我々は、わすれなびと臨床研究から得たナレッジをいかし、認知症発症期に認められる行動変化を早期に把握するシステムの構築に研究を発展させる。ここでは認知症の早期診断につながる予兆把握を可能にし、それに続く受診勧奨の仕組みづくりを到達目標とする。被験者は認知症を憂う、つまりまだ認知症を発症していない(認知機能正常な)中年期~高齢者とする(デジタルデバイスの活用も可能であろう)。認知症予兆の早期把握と、それに続く東京大学医学部附属病院の物忘れ外来や認知症専門外来への受診勧奨の仕組みづくりを行う。予兆把握に加え受診勧奨というあらたな仕組みの構築によって、認知症分野における「自分で守る健康社会」の実現に貢献することを目標として我々は研究を推進する。

エビデンスに基づく健康指導・予防

新井 洋由(東京大学大学院薬学系研究科)・株式会社ハビタスケア

エビデンスに基づく健康指導・予防

薬学部新井教授と株式会社ハビタスケアは、東大COI拠点において、「シニアまで心身ともに健康な生活」の実現を目標に、ライフケアからシックケアまでシームレスに提供するサービスの事業化を進めてきました。

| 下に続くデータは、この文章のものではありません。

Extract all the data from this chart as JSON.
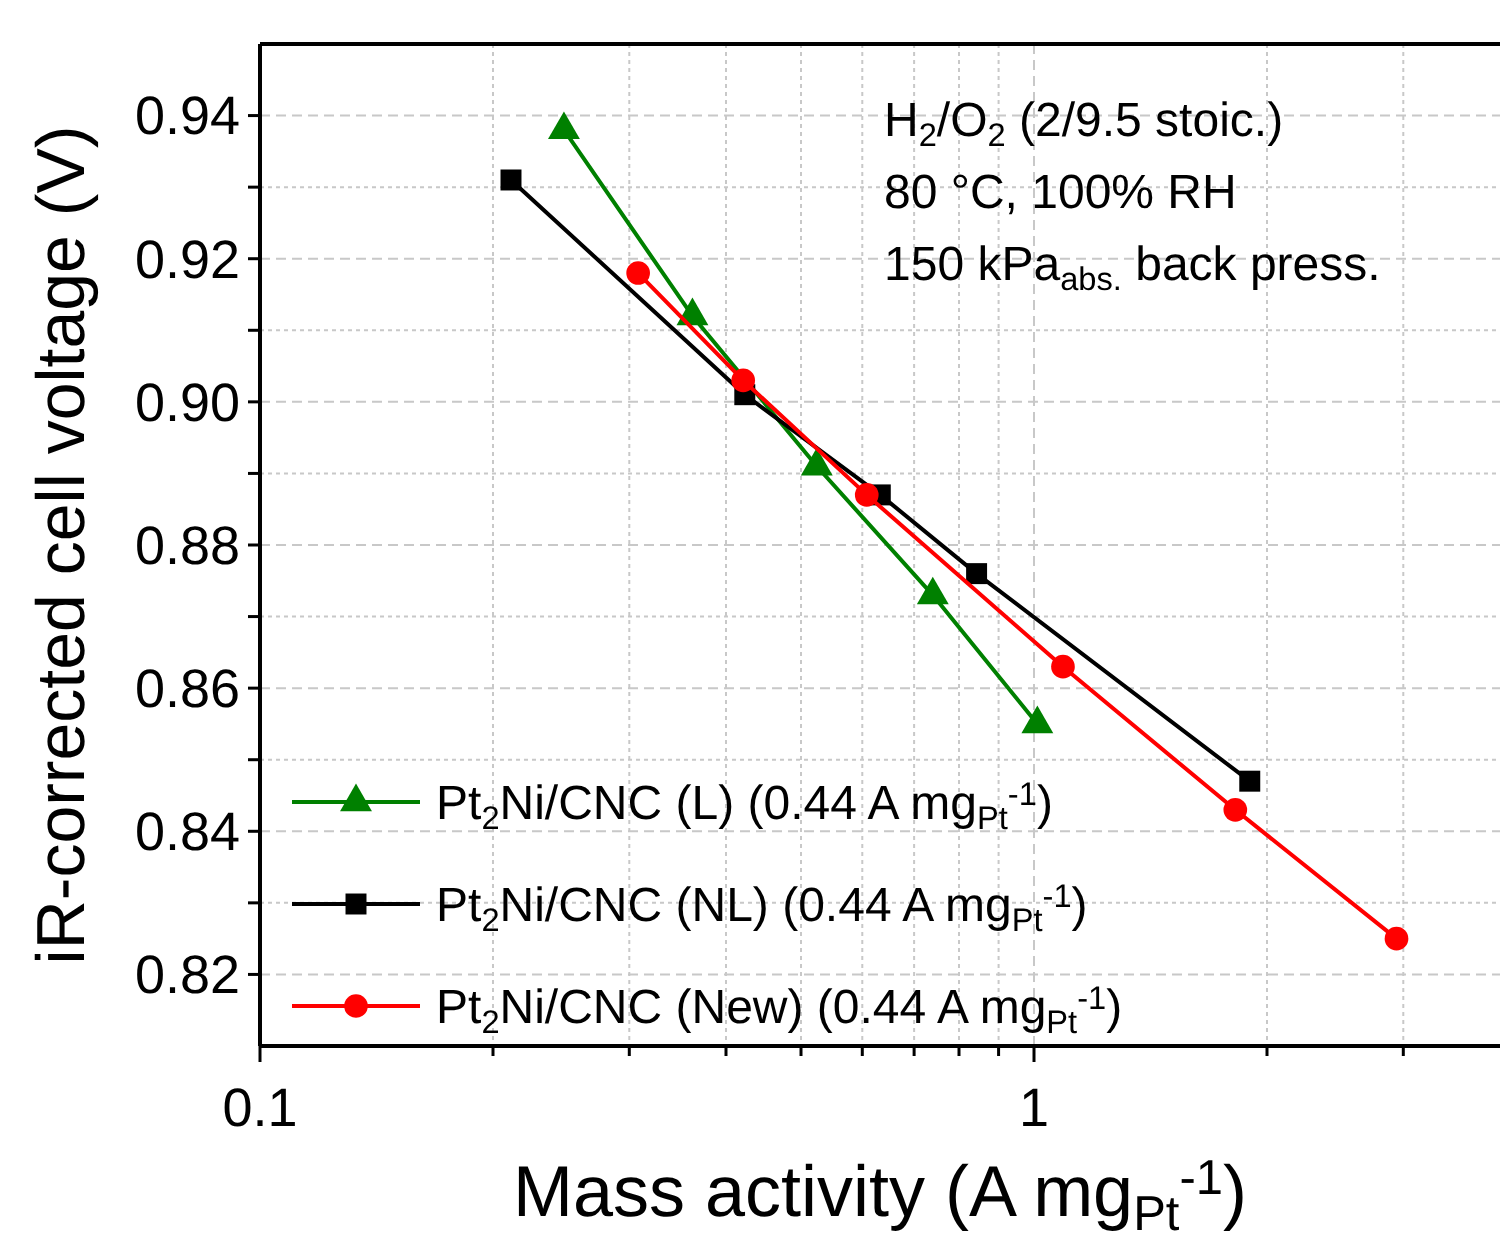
{
  "chart_data": {
    "type": "line",
    "xlabel": "Mass activity (A mg$_{Pt}$$^{-1}$)",
    "ylabel": "iR-corrected cell voltage (V)",
    "log": "x",
    "xlim": [
      0.1,
      4
    ],
    "xticks": [
      0.1,
      {
        "value": 0.2,
        "label": null
      },
      {
        "value": 0.3,
        "label": null
      },
      {
        "value": 0.4,
        "label": null
      },
      {
        "value": 0.5,
        "label": null
      },
      {
        "value": 0.6,
        "label": null
      },
      {
        "value": 0.7,
        "label": null
      },
      {
        "value": 0.8,
        "label": null
      },
      {
        "value": 0.9,
        "label": null
      },
      1,
      {
        "value": 2,
        "label": null
      },
      {
        "value": 3,
        "label": null
      }
    ],
    "ylim": [
      0.81,
      0.95
    ],
    "yticks": [
      0.82,
      {
        "value": 0.83,
        "label": null
      },
      0.84,
      {
        "value": 0.85,
        "label": null
      },
      0.86,
      {
        "value": 0.87,
        "label": null
      },
      0.88,
      {
        "value": 0.89,
        "label": null
      },
      "0.90",
      {
        "value": 0.91,
        "label": null
      },
      0.92,
      {
        "value": 0.93,
        "label": null
      },
      0.94
    ],
    "grid": true,
    "legend": "bottom left",
    "series": [
      {
        "name": "Pt$_{2}$Ni/CNC (L) (0.44 A mg$_{Pt}$$^{-1}$)",
        "color": "#008000",
        "marker": "triangle",
        "x": [
          0.247,
          0.362,
          0.524,
          0.74,
          1.01
        ],
        "values": [
          0.938,
          0.912,
          0.891,
          0.873,
          0.855
        ]
      },
      {
        "name": "Pt$_{2}$Ni/CNC (NL) (0.44 A mg$_{Pt}$$^{-1}$)",
        "color": "#000000",
        "marker": "square",
        "x": [
          0.211,
          0.423,
          0.633,
          0.843,
          1.9
        ],
        "values": [
          0.931,
          0.901,
          0.887,
          0.876,
          0.847
        ]
      },
      {
        "name": "Pt$_{2}$Ni/CNC (New) (0.44 A mg$_{Pt}$$^{-1}$)",
        "color": "#ff0000",
        "marker": "circle",
        "x": [
          0.308,
          0.421,
          0.608,
          1.09,
          1.82,
          2.94
        ],
        "values": [
          0.918,
          0.903,
          0.887,
          0.863,
          0.843,
          0.825
        ]
      }
    ],
    "annotations": [
      "H$_{2}$/O$_{2}$ (2/9.5 stoic.)",
      "80 °C, 100% RH",
      "150 kPa$_{abs.}$ back press."
    ]
  }
}
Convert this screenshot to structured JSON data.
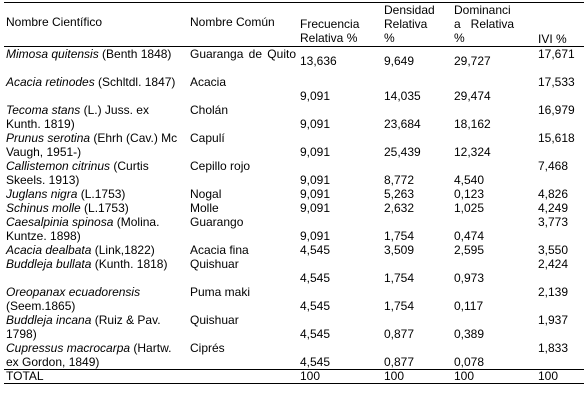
{
  "headers": {
    "col1": "Nombre Científico",
    "col2": "Nombre Común",
    "col3_l1": "Frecuencia",
    "col3_l2": "Relativa %",
    "col4_l1": "Densidad",
    "col4_l2": "Relativa",
    "col4_l3": "%",
    "col5_l1": "Dominanci",
    "col5_l2": "a   Relativa",
    "col5_l3": "%",
    "col6": "IVI %"
  },
  "rows": [
    {
      "sci_it": "Mimosa quitensis",
      "sci_rest": "  (Benth 1848)",
      "common": "Guaranga    de Quito",
      "fr": "13,636",
      "dr": "9,649",
      "dom": "29,727",
      "ivi": "17,671"
    },
    {
      "sci_it": "Acacia retinodes",
      "sci_rest": " (Schltdl. 1847)",
      "common": "Acacia",
      "fr": "9,091",
      "dr": "14,035",
      "dom": "29,474",
      "ivi": "17,533"
    },
    {
      "sci_it": "Tecoma stans",
      "sci_rest": " (L.) Juss. ex Kunth. 1819)",
      "common": "Cholán",
      "fr": "9,091",
      "dr": "23,684",
      "dom": "18,162",
      "ivi": "16,979"
    },
    {
      "sci_it": "Prunus serotina",
      "sci_rest": " (Ehrh (Cav.) Mc Vaugh, 1951-)",
      "common": "Capulí",
      "fr": "9,091",
      "dr": "25,439",
      "dom": "12,324",
      "ivi": "15,618"
    },
    {
      "sci_it": "Callistemon citrinus",
      "sci_rest": " (Curtis Skeels. 1913)",
      "common": "Cepillo rojo",
      "fr": "9,091",
      "dr": "8,772",
      "dom": "4,540",
      "ivi": "7,468"
    },
    {
      "sci_it": "Juglans nigra",
      "sci_rest": " (L.1753)",
      "common": "Nogal",
      "fr": "9,091",
      "dr": "5,263",
      "dom": "0,123",
      "ivi": "4,826"
    },
    {
      "sci_it": " Schinus molle",
      "sci_rest": " (L.1753)",
      "common": "Molle",
      "fr": "9,091",
      "dr": "2,632",
      "dom": "1,025",
      "ivi": "4,249"
    },
    {
      "sci_it": "Caesalpinia  spinosa",
      "sci_rest": " (Molina. Kuntze. 1898)",
      "common": "Guarango",
      "fr": "9,091",
      "dr": "1,754",
      "dom": "0,474",
      "ivi": "3,773"
    },
    {
      "sci_it": "Acacia dealbata",
      "sci_rest": " (Link,1822)",
      "common": "Acacia fina",
      "fr": "4,545",
      "dr": "3,509",
      "dom": "2,595",
      "ivi": "3,550"
    },
    {
      "sci_it": "Buddleja bullata",
      "sci_rest": " (Kunth. 1818)",
      "common": "Quishuar",
      "fr": "4,545",
      "dr": "1,754",
      "dom": "0,973",
      "ivi": "2,424"
    },
    {
      "sci_it": "Oreopanax ecuadorensis",
      "sci_rest": " (Seem.1865)",
      "common": "Puma maki",
      "fr": "4,545",
      "dr": "1,754",
      "dom": "0,117",
      "ivi": "2,139"
    },
    {
      "sci_it": "Buddleja incana",
      "sci_rest": " (Ruiz & Pav. 1798)",
      "common": "Quishuar",
      "fr": "4,545",
      "dr": "0,877",
      "dom": "0,389",
      "ivi": "1,937"
    },
    {
      "sci_it": "Cupressus macrocarpa",
      "sci_rest": " (Hartw. ex Gordon, 1849)",
      "common": "Ciprés",
      "fr": "4,545",
      "dr": "0,877",
      "dom": "0,078",
      "ivi": "1,833"
    }
  ],
  "total": {
    "label": "TOTAL",
    "fr": "100",
    "dr": "100",
    "dom": "100",
    "ivi": "100"
  }
}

2014年~2016年に東大COIプロジェクトを通じて開発、実証、展開を進めてきた2型糖尿病予防サービスを起点に、ITを活用した「かかりつけ専門家」ヘルスケアサービスを提供する仕組みを構築中です。

また、サービス提供に必要なパーソナルデータ(ライフ(家族歴、生活スタイル等)/ヘルス(体重、血圧等)/メディカル(電子カルテ等))をユーザーの同意を得た上でユーザーに合わせカスタマイズして提供するヘルスケア事業展開を、各業界のトップランナー(生命保険会社、製薬会社、健保組合等)と連携して展開することを目指しています。